Program #2 - An example

Here's a detailed example applying Hamming's algorithm, ala Program #2:

1. Encoding

Assume the input data word is "BK"... 2 letters, 2 bytes. The ASCII encoding (a full table appears on page 109 of our text) for these letters is:

Letter B K
Hex 0x42 0x4B
Binary 0100 0010 0100 1011

Our code word includes these 16 data bits and 5 check bits. Here's what the code word for "BK" looks like (check bits = x, we'll figure out their value next):

Codeword xx0x 100x 0010 010x 0101 1
Bit pos 1234 5678 9012 3456 7890 1

1             2

The check bits are at position 1, 2, 4, 8, and 16 of the code word. Each check bit is set according to the parity of the bits it is responsible for checking. A check bit's value is '1' its bits have an odd parity (an odd number of 1's) and '0' with an even parity. The parity for each check bit is shown below (from page 64 of our text):

  • Bit #1: Check bits 1, 3, 5, 7, 9, 11, 13, 15, 17, 19, 21 = 3 1's
  • Bit #2: Check bits 2, 3, 6, 7, 10, 11, 14, 15, 18, 19 = 3 1's
  • Bit #4: Check bits 4, 5, 6, 7, 12, 13, 14, 15, 20, 21 = 4 1's
  • Bit #8: Check bits 8, 9, 10, 11, 12, 13, 14, 15 = 2 1's
  • Bit #16: Check bits 16, 17, 18, 19, 20, 21 = 3 1's

So, the code word with check bits calculated would be (check bits in bold):

Codeword 1100 1000 0010 0101 0101 1

Finally, we can pad this quantity with 3 0's in the front or back and write it out to complete our encoding. If we pad the end of the word with 000 then our final result  is:

Codeword 1100 1000 0010 0101 0101 1000
In hex    C    8    2    5    5    8

In my implementation, I actually found it easier to separate the check bits from the data bits. My code word consists of the 2 data bytes followed by 1 byte of 0-padded check bits. So, my program actually outputs:

Codeword 0100 0010 0100 1011 0001 1001
In hex    4    2    4    B    1    9

So, the input data word for letters "BK" is 0x424B. Using Hamming's algorithm, this was encoded into 0x424B19. As you can see, one advantage of this approach is that you can easily see the input data bytes and the value of your check bits.

2. Decoding

Not surprisingly, the decoding phase is the inverse of the encoding phase. We know the data bytes and the check bits, so all we need to do is verify that the parity of the data matches the parity predicted by the check bits.

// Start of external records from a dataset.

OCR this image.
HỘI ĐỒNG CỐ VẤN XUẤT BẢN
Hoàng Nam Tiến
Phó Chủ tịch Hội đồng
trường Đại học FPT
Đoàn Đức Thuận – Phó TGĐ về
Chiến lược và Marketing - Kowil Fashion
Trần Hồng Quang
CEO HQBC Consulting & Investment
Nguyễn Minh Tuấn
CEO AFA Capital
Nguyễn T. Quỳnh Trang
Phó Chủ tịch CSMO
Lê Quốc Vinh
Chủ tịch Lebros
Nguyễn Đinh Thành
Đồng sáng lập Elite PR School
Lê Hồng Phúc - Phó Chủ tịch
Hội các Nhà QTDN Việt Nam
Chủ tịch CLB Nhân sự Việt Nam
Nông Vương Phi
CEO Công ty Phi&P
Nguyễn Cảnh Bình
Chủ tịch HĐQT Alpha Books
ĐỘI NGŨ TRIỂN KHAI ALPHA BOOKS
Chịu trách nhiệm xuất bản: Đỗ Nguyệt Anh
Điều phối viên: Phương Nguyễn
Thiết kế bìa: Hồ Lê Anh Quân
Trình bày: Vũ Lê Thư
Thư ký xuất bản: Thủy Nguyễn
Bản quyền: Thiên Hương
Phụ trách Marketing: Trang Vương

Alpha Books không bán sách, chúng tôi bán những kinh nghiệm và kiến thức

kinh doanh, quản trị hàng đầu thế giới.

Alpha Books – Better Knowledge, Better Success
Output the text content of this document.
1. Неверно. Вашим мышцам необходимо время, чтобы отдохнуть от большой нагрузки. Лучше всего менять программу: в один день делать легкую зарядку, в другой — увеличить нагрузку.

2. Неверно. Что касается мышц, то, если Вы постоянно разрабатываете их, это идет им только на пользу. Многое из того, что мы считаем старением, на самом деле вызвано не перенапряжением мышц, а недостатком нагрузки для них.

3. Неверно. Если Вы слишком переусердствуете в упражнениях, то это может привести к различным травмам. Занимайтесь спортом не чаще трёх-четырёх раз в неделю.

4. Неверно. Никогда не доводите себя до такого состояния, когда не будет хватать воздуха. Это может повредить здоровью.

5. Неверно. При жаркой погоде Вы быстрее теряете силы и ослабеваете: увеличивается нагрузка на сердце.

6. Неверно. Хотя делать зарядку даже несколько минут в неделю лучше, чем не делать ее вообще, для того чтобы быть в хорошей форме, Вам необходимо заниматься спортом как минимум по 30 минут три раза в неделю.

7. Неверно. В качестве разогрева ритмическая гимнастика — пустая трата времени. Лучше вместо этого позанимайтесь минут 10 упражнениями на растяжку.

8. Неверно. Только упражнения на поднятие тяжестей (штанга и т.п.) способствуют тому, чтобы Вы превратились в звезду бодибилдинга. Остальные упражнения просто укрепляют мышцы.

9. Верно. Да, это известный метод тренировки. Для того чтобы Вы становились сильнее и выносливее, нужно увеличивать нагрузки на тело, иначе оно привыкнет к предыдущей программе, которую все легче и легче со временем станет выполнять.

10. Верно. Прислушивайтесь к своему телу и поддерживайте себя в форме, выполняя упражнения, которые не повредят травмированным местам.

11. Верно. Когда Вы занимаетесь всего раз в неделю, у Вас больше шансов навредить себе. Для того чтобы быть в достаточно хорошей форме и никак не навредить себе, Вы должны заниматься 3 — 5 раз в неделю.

Using the code word above, the value of check bit #1 is '1', implying odd parity. We know that the bits checked by bit #1 are the odd bits. There are three 1's in the code word at these locations, so the parity matches the prediction of check bit #1.

Each check bit must be verified, and if no discrepancies are found, then the data word is correct and can be written. Summarizing:

Input 

Code word

 424B19
Output

Data word

 424B 

Please note that the ASCII hex byte values 0x42 and 0x4B will appear as 'B' and 'K', respectively, when written using putchar().

Detecting and then correcting an error

Well, what happens if the parity check fails? Let's introduce an error into our code word and see what happens. You can use your ASCII table (page 110 in the text) add a one-bit error to one of our letters. For example, we can change 0x42, the letter 'B', to 0x43, the letter 'C'. Notice the change in one bit below:

Letter ASCII code
'B' 0x42

0100 0010
'C' 0x43

0100 0011

With this artificial error, our new codeword is: 0x434B19, or in binary:

Codeword 1100 1000 0011 0101 0101 1
Bit pos 1234 5678 9012 3456 7890 1

1             2

Let's check our parity bits:

  • Bit 1 - 3 1's, odd parity... OK
  • Bit 2 - 3 1's, odd parity... OK
  • Bit 4 - 5 1's, odd parity... Error!
  • Bit 8 - 3 1's, odd parity... Error!
  • Bit 16 - 3 1's, odd parity... OK

Parity errors are found in 2 check bits, check bit #4 and check bit #8. The sum of these two bit locations (4 + 8 = 12) leads us to the bit that must be changed to correct the error. Flipping bit 12 changes the codeword to:

Codeword 1100 1000 0010 0101 0101 1
Bit pos 1234 5678 9012 3456 7890 1

1             2

After this correction, the output data word is 0x424B.